В те редкие дни, когда они выходили на улицу, Дорте только смотрела по сторонам. Лара произносила норвежские слова. Но к тому, что находилось на улице, тоже нельзя было прилепить бумажку, и Дорте быстро забывала эти слова. Их было слишком много. На улице речь становилась более сложной, чем та, что звучала в магнитофоне. Люди на улице, в магазинах, в кафе говорили совсем не так, как голос на кассете, которому она подражала; слова звучали иначе, и потому понять их было труднее. Дорте пожаловалась на это Ларе, и та объяснила ей, что в этом городе говорят на особом диалекте, который трудно понять даже самим норвежцам. Слабое утешение. Ведь жила–то она именно здесь.
— Никогда не видела человека, которому норвежский давался бы так легко, как тебе! — отвечала Лара на жалобы Дорте. Наверное, из вежливости. Хотя вообще Лара вежливостью не отличалась.
Отец всегда говорил, что Дорте надо учиться в художественной школе. Однако что–то в его голосе мешало ей поверить его словам. А может, виной тому были возражения матери, у которой относительно Дорте были свои планы. Однажды Дорте вернулась из школы и застала отца рассматривающим ее рисунки.
— У тебя несомненно есть дар, — почти грустно сказал он.
От смущения Дорте обдало жаром.
— Но иметь дар — это еще мало. Мало даже иметь хорошую руку. Нужна еще одержимость. Умение жить только искусством.
— Одержимость? — прошептала она и села к отцу на колени.
— Да. Многие предпочитают вышивание, мама очень умно поступила, предпочтя именно его.
Дорте смутилась, она не поняла, какое отношение мать имеет к ее рисункам. Она не знала, что мать любила рисовать. Вот отец другое дело. Он рисовал карты и делал наброски пейзажей, но никогда не доводил их до конца.
— Хорошая голова ко многому обязывает, особенно женщину.
Дорте не могла понять, нравится ли ей, как отец говорит о матери, да и о ней самой тоже. Он словно перечеркивал все, что сказал раньше. Гордость. О вышивках матери он говорил без всякой гордости. И когда мать вошла и обратилась к отцу с какой–то просьбой, он спустил Дорте с колен на пол, словно она была котенком, и вышел из комнаты. Больше он никогда не заговаривал о даре. А спустя десять дней на них опустилась тишина.

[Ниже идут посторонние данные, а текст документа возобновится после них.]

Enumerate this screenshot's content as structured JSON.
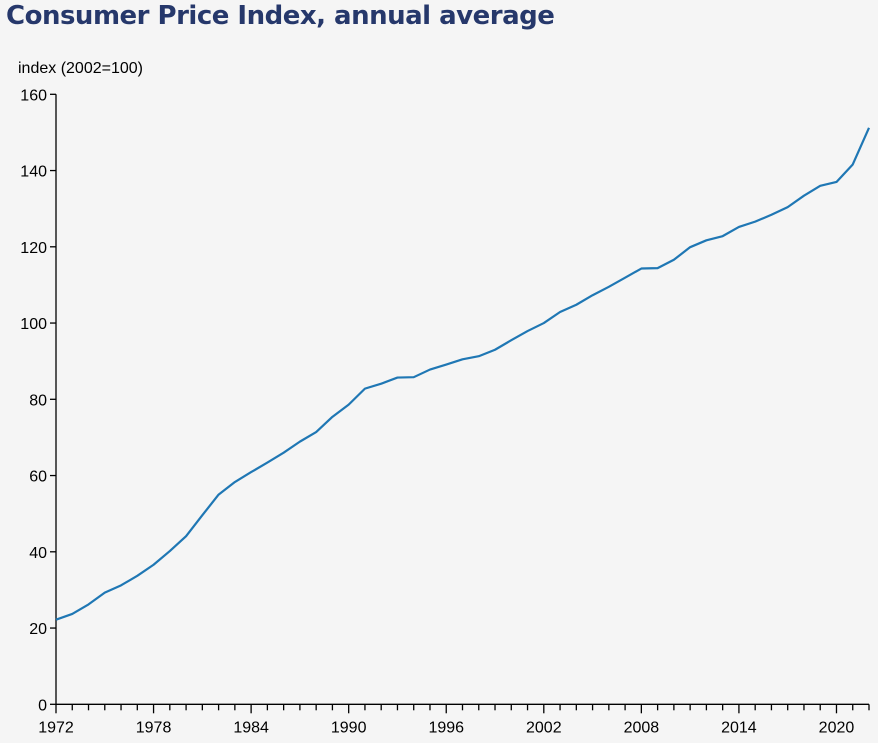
{
  "chart_data": {
    "type": "line",
    "title": "Consumer Price Index, annual average",
    "xlabel": "",
    "ylabel": "index (2002=100)",
    "xlim": [
      1972,
      2022
    ],
    "ylim": [
      0,
      160
    ],
    "grid": false,
    "legend": null,
    "x_ticks": [
      1972,
      1978,
      1984,
      1990,
      1996,
      2002,
      2008,
      2014,
      2020
    ],
    "y_ticks": [
      0,
      20,
      40,
      60,
      80,
      100,
      120,
      140,
      160
    ],
    "line_color": "#1f77b4",
    "series": [
      {
        "name": "CPI",
        "x": [
          1972,
          1973,
          1974,
          1975,
          1976,
          1977,
          1978,
          1979,
          1980,
          1981,
          1982,
          1983,
          1984,
          1985,
          1986,
          1987,
          1988,
          1989,
          1990,
          1991,
          1992,
          1993,
          1994,
          1995,
          1996,
          1997,
          1998,
          1999,
          2000,
          2001,
          2002,
          2003,
          2004,
          2005,
          2006,
          2007,
          2008,
          2009,
          2010,
          2011,
          2012,
          2013,
          2014,
          2015,
          2016,
          2017,
          2018,
          2019,
          2020,
          2021,
          2022
        ],
        "values": [
          22.2,
          23.7,
          26.2,
          29.3,
          31.2,
          33.7,
          36.6,
          40.2,
          44.1,
          49.6,
          55.0,
          58.3,
          60.9,
          63.4,
          66.0,
          68.9,
          71.4,
          75.4,
          78.6,
          82.8,
          84.1,
          85.7,
          85.8,
          87.8,
          89.1,
          90.5,
          91.3,
          93.0,
          95.5,
          97.9,
          100.0,
          102.9,
          104.8,
          107.3,
          109.5,
          111.9,
          114.3,
          114.4,
          116.6,
          119.9,
          121.7,
          122.8,
          125.2,
          126.6,
          128.4,
          130.4,
          133.4,
          136.0,
          137.0,
          141.6,
          151.2
        ]
      }
    ]
  }
}
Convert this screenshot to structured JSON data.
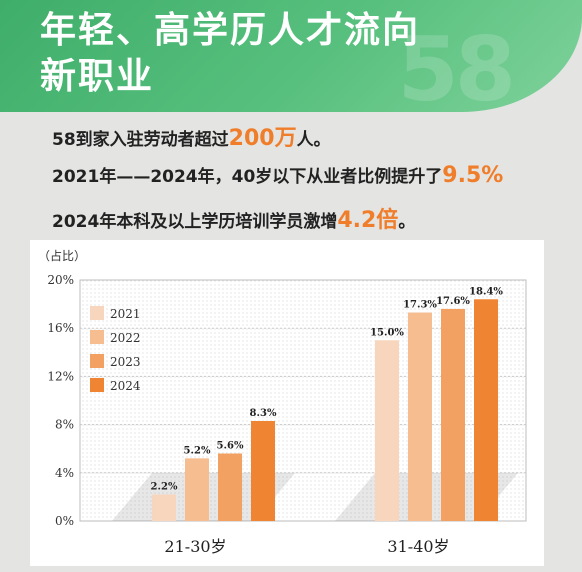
{
  "header": {
    "title_line1": "年轻、高学历人才流向",
    "title_line2": "新职业",
    "watermark": "58"
  },
  "facts": [
    {
      "pre": "58到家入驻劳动者超过",
      "hl": "200万",
      "post": "人。"
    },
    {
      "pre": "2021年——2024年，40岁以下从业者比例提升了",
      "hl": "9.5%",
      "post": ""
    },
    {
      "pre": "2024年本科及以上学历培训学员激增",
      "hl": "4.2倍",
      "post": "。"
    }
  ],
  "colors": {
    "header_green": "#4cb874",
    "highlight_orange": "#ef7d2a",
    "series": [
      "#f8d6bd",
      "#f6bd91",
      "#f3a163",
      "#ef8432"
    ]
  },
  "chart_data": {
    "type": "bar",
    "ylabel": "（占比）",
    "ylim": [
      0,
      20
    ],
    "yticks": [
      "0%",
      "4%",
      "8%",
      "12%",
      "16%",
      "20%"
    ],
    "categories": [
      "21-30岁",
      "31-40岁"
    ],
    "series": [
      {
        "name": "2021",
        "values": [
          2.2,
          15.0
        ],
        "labels": [
          "2.2%",
          "15.0%"
        ]
      },
      {
        "name": "2022",
        "values": [
          5.2,
          17.3
        ],
        "labels": [
          "5.2%",
          "17.3%"
        ]
      },
      {
        "name": "2023",
        "values": [
          5.6,
          17.6
        ],
        "labels": [
          "5.6%",
          "17.6%"
        ]
      },
      {
        "name": "2024",
        "values": [
          8.3,
          18.4
        ],
        "labels": [
          "8.3%",
          "18.4%"
        ]
      }
    ],
    "grid": true,
    "legend": "top-left"
  }
}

Тишина смерти.
Дорте не помнила, что она делала и говорила ли с кем–нибудь после этого. Рисовать она, во всяком случае, перестала. Со временем все, что было связано с Белоруссией, тоже исчезло. Исчезла жизнь, которую они вели, когда отец ежедневно возвращался с работы, ел, читал газету или, расположившись в кресле, разговаривал с ними. Все исчезло.

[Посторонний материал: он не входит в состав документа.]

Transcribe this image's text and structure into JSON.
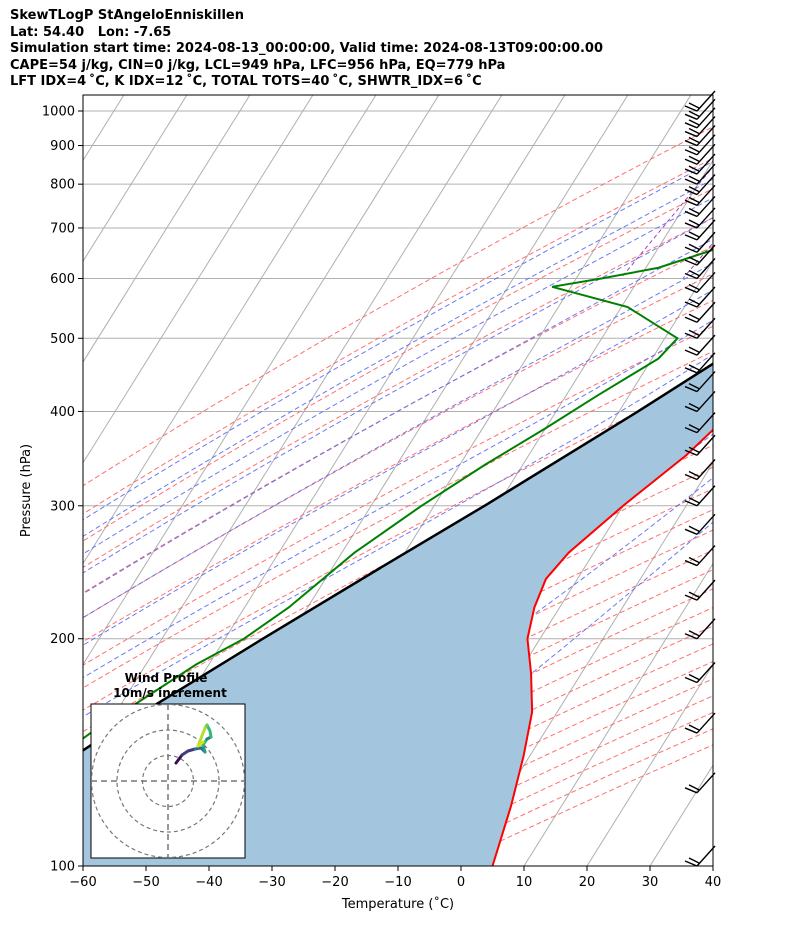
{
  "header": {
    "title": "SkewTLogP StAngeloEnniskillen",
    "location": "Lat: 54.40   Lon: -7.65",
    "times": "Simulation start time: 2024-08-13_00:00:00, Valid time: 2024-08-13T09:00:00.00",
    "indices1": "CAPE=54 j/kg, CIN=0 j/kg, LCL=949 hPa, LFC=956 hPa, EQ=779 hPa",
    "indices2": "LFT IDX=4 ˚C, K IDX=12 ˚C, TOTAL TOTS=40 ˚C, SHWTR_IDX=6 ˚C"
  },
  "chart_data": {
    "type": "line",
    "subtype": "skew-T log-P",
    "xlabel": "Temperature (˚C)",
    "ylabel": "Pressure (hPa)",
    "xlim": [
      -60,
      40
    ],
    "ylim": [
      1050,
      100
    ],
    "x_ticks": [
      "−60",
      "−50",
      "−40",
      "−30",
      "−20",
      "−10",
      "0",
      "10",
      "20",
      "30",
      "40"
    ],
    "y_ticks": [
      {
        "p": 100,
        "label": "100"
      },
      {
        "p": 200,
        "label": "200"
      },
      {
        "p": 300,
        "label": "300"
      },
      {
        "p": 400,
        "label": "400"
      },
      {
        "p": 500,
        "label": "500"
      },
      {
        "p": 600,
        "label": "600"
      },
      {
        "p": 700,
        "label": "700"
      },
      {
        "p": 800,
        "label": "800"
      },
      {
        "p": 900,
        "label": "900"
      },
      {
        "p": 1000,
        "label": "1000"
      }
    ],
    "grid": true,
    "series": [
      {
        "role": "temperature",
        "color": "#ff0000",
        "points": [
          [
            990,
            17
          ],
          [
            950,
            16
          ],
          [
            900,
            14
          ],
          [
            850,
            13.5
          ],
          [
            800,
            13.5
          ],
          [
            780,
            14.5
          ],
          [
            700,
            15
          ],
          [
            600,
            13
          ],
          [
            550,
            11
          ],
          [
            500,
            6
          ],
          [
            450,
            2
          ],
          [
            400,
            -2
          ],
          [
            350,
            -5
          ],
          [
            300,
            -10
          ],
          [
            260,
            -14
          ],
          [
            240,
            -15
          ],
          [
            220,
            -14
          ],
          [
            200,
            -12
          ],
          [
            180,
            -8
          ],
          [
            160,
            -4
          ],
          [
            140,
            -1
          ],
          [
            120,
            2
          ],
          [
            100,
            5
          ]
        ]
      },
      {
        "role": "dewpoint",
        "color": "#008000",
        "points": [
          [
            990,
            16
          ],
          [
            950,
            14
          ],
          [
            900,
            12
          ],
          [
            850,
            10
          ],
          [
            800,
            5
          ],
          [
            750,
            -5
          ],
          [
            700,
            -13
          ],
          [
            650,
            -22
          ],
          [
            620,
            -28
          ],
          [
            600,
            -36
          ],
          [
            585,
            -43
          ],
          [
            550,
            -29
          ],
          [
            500,
            -18
          ],
          [
            470,
            -19
          ],
          [
            420,
            -25
          ],
          [
            380,
            -30
          ],
          [
            340,
            -36
          ],
          [
            300,
            -42
          ],
          [
            260,
            -48
          ],
          [
            220,
            -53
          ],
          [
            200,
            -57
          ],
          [
            185,
            -62
          ],
          [
            170,
            -66
          ],
          [
            150,
            -72
          ],
          [
            125,
            -79
          ],
          [
            100,
            -88
          ]
        ]
      },
      {
        "role": "parcel",
        "color": "#000000",
        "points": [
          [
            990,
            19
          ],
          [
            950,
            16
          ],
          [
            900,
            14
          ],
          [
            800,
            11
          ],
          [
            700,
            7.5
          ],
          [
            600,
            2
          ],
          [
            500,
            -6
          ],
          [
            400,
            -17
          ],
          [
            300,
            -32
          ],
          [
            250,
            -42
          ],
          [
            200,
            -54
          ],
          [
            150,
            -69
          ],
          [
            100,
            -88
          ]
        ]
      }
    ],
    "cape_fill_color": "#a3c6de",
    "wind_barbs": {
      "color": "#000000"
    },
    "hodograph": {
      "title": "Wind Profile",
      "subtitle": "10m/s increment",
      "rings": 3
    }
  }
}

Они не были богатыми, но не были и бедными. Их дом стоял на краю города в окружении полей и деревьев. Уехав из Белоруссии, Дорте еще долго слышала пение птиц, они начинали петь по утрам намного раньше, чем она просыпалась. Потом слышались осторожные шаги отца, старавшегося, чтобы половицы или ступени лестницы не скрипели у него под ногами. По утрам он любил пить кофе в одиночестве и варил его сам.
Отец заведовал библиотекой в их городке. Кроме того, он преподавал в гимназии русскую историю и литературу. И почти всегда что–нибудь читал. Художественную литературу, книги о политике и языке и еще газеты. Или разговаривал с Верой и Дорте. Назвать беседой это было бы трудно, обычно он говорил о том, что в данную минуту занимало его самого. Но он так и не объяснил им, что подразумевал под одержимостью. А потом было уже поздно. Это стало всплывать уже после их приезда в Литву. Особенно когда Дорте открывала коробку с красками и подаренный отцом альбом для набросков. Но она тут же откладывала их, словно это были чужие вещи.